Cinq minutes plus tard, un message apparut : « Ne crois pas ce qu’on te dira demain. »
Elle resta figée.
Le lendemain, tout semblait normal. Trop normal. Sa mère souriait plus que d’habitude. Son père était étrangement silencieux. Et son frère… évitait son regard.
Mais elle ne dit rien. Elle attendit 02h04.
Et ils revinrent. Même heure. Même unique sonnerie.
Cette fois, la voix était différente. Douce. Familière.
— « Ne les crois pas… ils te cachent la vérité. »
— « Qui es-tu ? » murmura-t-elle.
Un silence.
Puis :
— « Je suis la raison pour laquelle tu es encore en vie. »

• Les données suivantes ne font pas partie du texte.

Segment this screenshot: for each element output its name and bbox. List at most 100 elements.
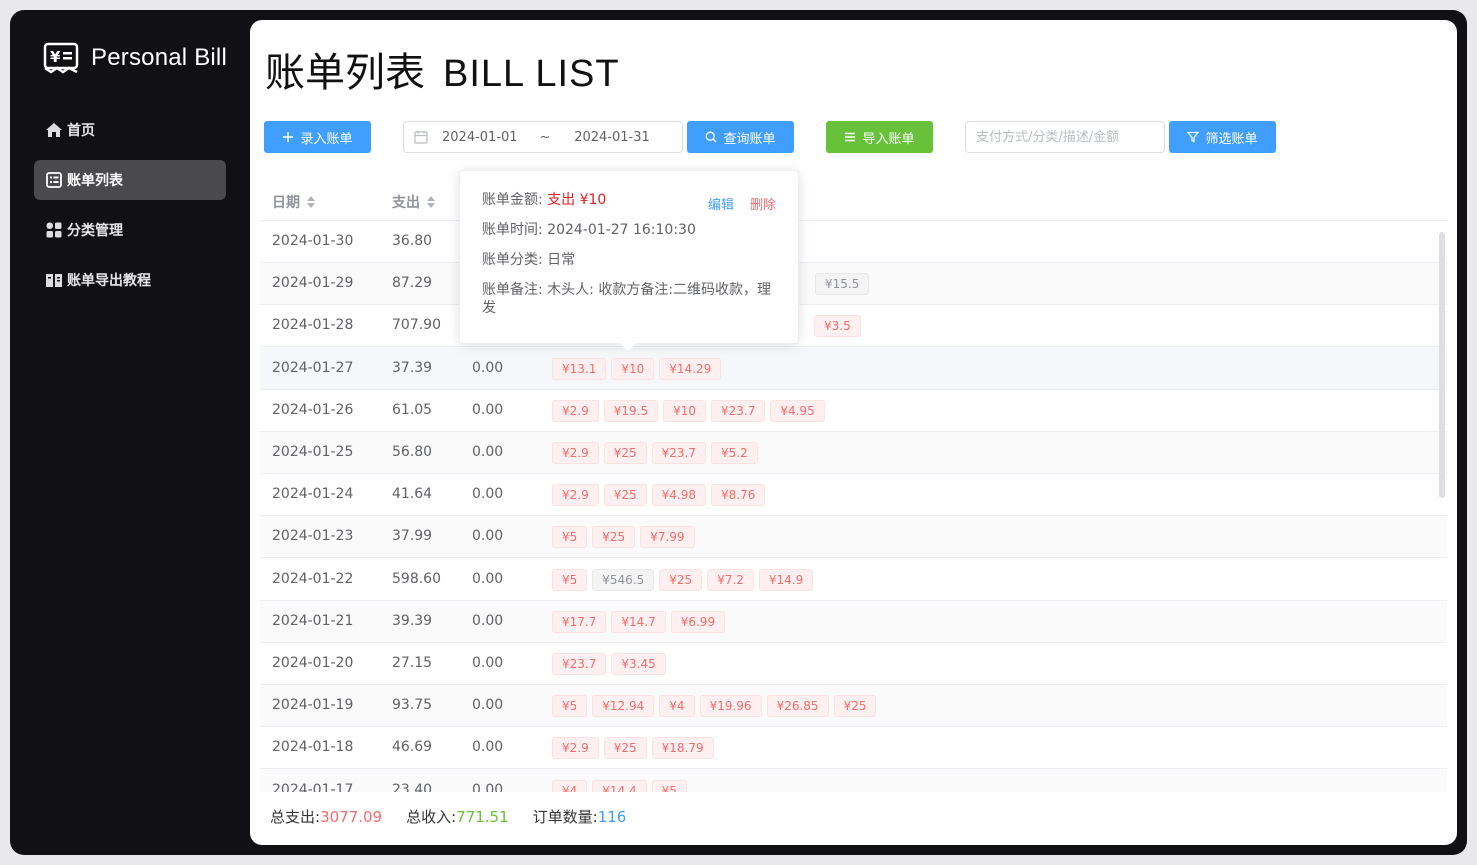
amount-tag[interactable]: ¥25 bbox=[603, 484, 647, 507]
amount-tag[interactable]: ¥7.2 bbox=[707, 568, 754, 591]
amount-tag[interactable]: ¥3.45 bbox=[611, 653, 666, 675]
sidebar-item-category[interactable]: 分类管理 bbox=[34, 210, 226, 250]
column-header-label: 支出 bbox=[392, 195, 420, 211]
cell-date: 2024-01-21 bbox=[272, 612, 354, 629]
amount-tag[interactable]: ¥2.9 bbox=[552, 399, 599, 422]
table-row[interactable]: 2024-01-27 37.39 0.00 ¥13.1 ¥10 ¥14.29 bbox=[260, 347, 1447, 390]
amount-tag[interactable]: ¥26.85 bbox=[766, 695, 829, 718]
amount-tag[interactable]: ¥18.79 bbox=[651, 737, 714, 760]
table-row[interactable]: 2024-01-17 23.40 0.00 ¥4 ¥14.4 ¥5 bbox=[260, 769, 1447, 792]
calendar-icon bbox=[414, 131, 428, 144]
delete-button[interactable]: 删除 bbox=[750, 198, 776, 213]
amount-tag[interactable]: ¥25 bbox=[833, 695, 877, 718]
total-expense-value: 3077.09 bbox=[320, 808, 383, 826]
amount-tag[interactable]: ¥6.99 bbox=[670, 610, 726, 633]
time-label: 账单时间: bbox=[482, 222, 543, 238]
table-row[interactable]: 2024-01-21 39.39 0.00 ¥17.7 ¥14.7 ¥6.99 bbox=[260, 600, 1447, 643]
amount-tag[interactable]: ¥12.94 bbox=[592, 695, 655, 718]
table-scrollbar[interactable] bbox=[1439, 232, 1445, 498]
amount-tag[interactable]: ¥25 bbox=[603, 442, 647, 464]
table-row[interactable]: 2024-01-29 87.29 ¥15.5 bbox=[260, 263, 1447, 306]
amount-tag[interactable]: ¥10 bbox=[611, 357, 655, 380]
amount-tag[interactable]: ¥5 bbox=[552, 526, 588, 549]
table-row[interactable]: 2024-01-19 93.75 0.00 ¥5 ¥12.94 ¥4 ¥19.96 ¥26.8… bbox=[260, 685, 1447, 728]
filter-input[interactable] bbox=[965, 121, 1165, 153]
table-row[interactable]: 2024-01-20 27.15 0.00 ¥23.7 ¥3.45 bbox=[260, 643, 1447, 685]
amount-tag[interactable]: ¥8.76 bbox=[710, 484, 766, 507]
amount-label: 账单金额: bbox=[482, 192, 543, 208]
filter-bill-button[interactable]: 筛选账单 bbox=[1169, 121, 1276, 153]
sidebar-item-label: 首页 bbox=[67, 123, 95, 139]
amount-tag[interactable]: ¥10 bbox=[663, 399, 706, 422]
sort-icon[interactable] bbox=[306, 195, 316, 209]
amount-tag[interactable]: ¥25 bbox=[592, 526, 636, 549]
import-bill-button[interactable]: 导入账单 bbox=[826, 121, 933, 153]
amount-tag[interactable]: ¥14.29 bbox=[659, 357, 722, 380]
amount-tag[interactable]: ¥25 bbox=[603, 737, 647, 760]
amount-tag[interactable]: ¥23.7 bbox=[651, 442, 706, 464]
app-name: Personal Bill bbox=[91, 44, 227, 71]
amount-tag[interactable]: ¥2.9 bbox=[552, 442, 599, 464]
query-bill-label: 查询账单 bbox=[723, 130, 776, 146]
amount-tag[interactable]: ¥4 bbox=[552, 779, 588, 792]
amount-tag[interactable]: ¥23.7 bbox=[552, 653, 607, 675]
amount-tag[interactable]: ¥4 bbox=[659, 695, 695, 718]
sidebar-item-export-guide[interactable]: 账单导出教程 bbox=[34, 260, 226, 300]
sidebar-item-bill-list[interactable]: 账单列表 bbox=[34, 160, 226, 200]
amount-tag[interactable]: ¥19.96 bbox=[699, 695, 762, 718]
amount-tag[interactable]: ¥15.5 bbox=[815, 273, 870, 296]
total-income: 总收入:771.51 bbox=[406, 806, 509, 827]
amount-tag[interactable]: ¥5.2 bbox=[710, 442, 758, 464]
amount-tag[interactable]: ¥19.5 bbox=[603, 399, 659, 422]
table-row[interactable]: 2024-01-28 707.90 ¥3.5 bbox=[260, 305, 1447, 348]
amount-tag[interactable]: ¥5 bbox=[651, 779, 687, 792]
cell-date: 2024-01-28 bbox=[272, 317, 354, 334]
date-start[interactable]: 2024-01-01 bbox=[442, 130, 528, 145]
add-bill-button[interactable]: 录入账单 bbox=[264, 121, 371, 153]
date-end[interactable]: 2024-01-31 bbox=[562, 130, 662, 145]
table-row[interactable]: 2024-01-30 36.80 bbox=[260, 221, 1447, 263]
amount-tag[interactable]: ¥14.9 bbox=[758, 568, 814, 591]
amount-tag[interactable]: ¥14.7 bbox=[611, 610, 666, 633]
amount-tag[interactable]: ¥25 bbox=[659, 568, 703, 591]
cell-tags: ¥23.7 ¥3.45 bbox=[552, 653, 671, 675]
page-title-cn: 账单列表 bbox=[265, 51, 425, 95]
cell-date: 2024-01-30 bbox=[272, 233, 354, 249]
table-row[interactable]: 2024-01-24 41.64 0.00 ¥2.9 ¥25 ¥4.98 ¥8.76 bbox=[260, 474, 1447, 517]
cell-income: 0.00 bbox=[472, 401, 504, 418]
amount-tag[interactable]: ¥17.7 bbox=[552, 610, 607, 633]
table-row[interactable]: 2024-01-22 598.60 0.00 ¥5 ¥546.5 ¥25 ¥7.2 ¥14.9 bbox=[260, 559, 1447, 601]
sidebar-item-home[interactable]: 首页 bbox=[34, 110, 226, 150]
amount-tag[interactable]: ¥2.9 bbox=[552, 484, 599, 507]
table-row[interactable]: 2024-01-23 37.99 0.00 ¥5 ¥25 ¥7.99 bbox=[260, 516, 1447, 559]
table-row[interactable]: 2024-01-18 46.69 0.00 ¥2.9 ¥25 ¥18.79 bbox=[260, 727, 1447, 770]
cell-expense: 27.15 bbox=[392, 655, 433, 671]
app-window: ¥ Personal Bill 首页 账单列表 分类管理 账单导出教程 账单列表… bbox=[10, 10, 1467, 855]
amount-tag[interactable]: ¥2.9 bbox=[552, 737, 599, 760]
table-row[interactable]: 2024-01-25 56.80 0.00 ¥2.9 ¥25 ¥23.7 ¥5.2 bbox=[260, 432, 1447, 474]
amount-tag[interactable]: ¥13.1 bbox=[552, 357, 607, 380]
column-header-expense[interactable]: 支出 bbox=[392, 192, 436, 212]
amount-tag[interactable]: ¥7.99 bbox=[640, 526, 695, 549]
amount-tag[interactable]: ¥23.7 bbox=[710, 399, 766, 422]
column-header-date[interactable]: 日期 bbox=[272, 192, 316, 212]
sidebar-item-label: 账单导出教程 bbox=[67, 273, 151, 289]
date-range-picker[interactable]: 2024-01-01 ~ 2024-01-31 bbox=[403, 121, 683, 153]
amount-tag[interactable]: ¥5 bbox=[552, 568, 588, 591]
menu-icon bbox=[845, 132, 856, 142]
amount-tag[interactable]: ¥5 bbox=[552, 695, 588, 718]
filter-bill-label: 筛选账单 bbox=[1205, 130, 1258, 146]
cell-expense: 87.29 bbox=[392, 275, 433, 292]
amount-tag[interactable]: ¥4.98 bbox=[651, 484, 706, 507]
amount-tag[interactable]: ¥14.4 bbox=[592, 779, 647, 792]
sidebar-item-label: 分类管理 bbox=[67, 223, 123, 239]
query-bill-button[interactable]: 查询账单 bbox=[687, 121, 794, 153]
sort-icon[interactable] bbox=[426, 195, 436, 209]
amount-tag[interactable]: ¥4.95 bbox=[770, 399, 825, 422]
amount-tag[interactable]: ¥546.5 bbox=[592, 568, 655, 591]
edit-button[interactable]: 编辑 bbox=[708, 198, 734, 213]
cell-tags: ¥2.9 ¥19.5 ¥10 ¥23.7 ¥4.95 bbox=[552, 399, 830, 422]
cell-tags: ¥17.7 ¥14.7 ¥6.99 bbox=[552, 610, 730, 633]
amount-tag[interactable]: ¥3.5 bbox=[814, 315, 861, 338]
table-row[interactable]: 2024-01-26 61.05 0.00 ¥2.9 ¥19.5 ¥10 ¥23.7 ¥4.9… bbox=[260, 390, 1447, 432]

Et la ligne coupa. Elle commença à chercher. Une vieille boîte familiale. Des photos.
Des documents qu’elle n’avait jamais vus.
Et elle le trouva — un papier caché derrière le cadre d’une vieille photo.
Un rapport d’hôpital. Son nom. Et un autre nom, barré.

Le même nom de famille.
La même date.
Et une note, écrite de la main de sa mère :
« Si un jour elle commence à poser des questions à son sujet… dites-lui qu’elle n’est pas prête à savoir. »
Le prochain appel arriva plus tôt.
02h03.
Elle décrocha immédiatement.
— « Dis-moi la vérité ! » cria-t-elle.
Silence.
Puis la voix :
— « La vérité, c’est que je n’aurais pas dû survivre. »
Son cœur s’arrêta une seconde.
— « Qu’est-ce que tu veux dire ? »
— « Tu n’étais pas seule dans cet accident. »
Et tout s’effondra.
Les souvenirs que son esprit avait enfermés.
Des lumières.
Le crissement du métal.
Des cris.
Et quelqu’un qui la poussait hors de la voiture au dernier moment.
Elle murmura :
— « Tu… étais là ? »
La voix au téléphone devint presque inaudible :
— « Je suis la raison pour laquelle tu as eu une seconde chance. »
— « Et maintenant ? » demanda-t-elle. Une courte pause.
Puis :
— « Maintenant, mon temps est écoulé. C’était le dernier appel à 02h04. »
Le téléphone s’éteignit.
Et cette fois, il ne se ralluma plus.
Le lendemain matin, elle trouva sa mère en train de pleurer doucement dans la cuisine. Sans dire un mot, elle posa le téléphone sur la table.
— « Je sais tout », dit-elle calmement.
Sa mère s’effondra en larmes.
La vérité avait toujours été là.
Mais parfois, on ne l’entend que lorsqu’il est déjà trop tard.
Elle ne reçut plus jamais d’appel à 02h04.
Mais chaque nuit, à cette heure précise…
elle avait la sensation que quelqu’un était encore avec elle.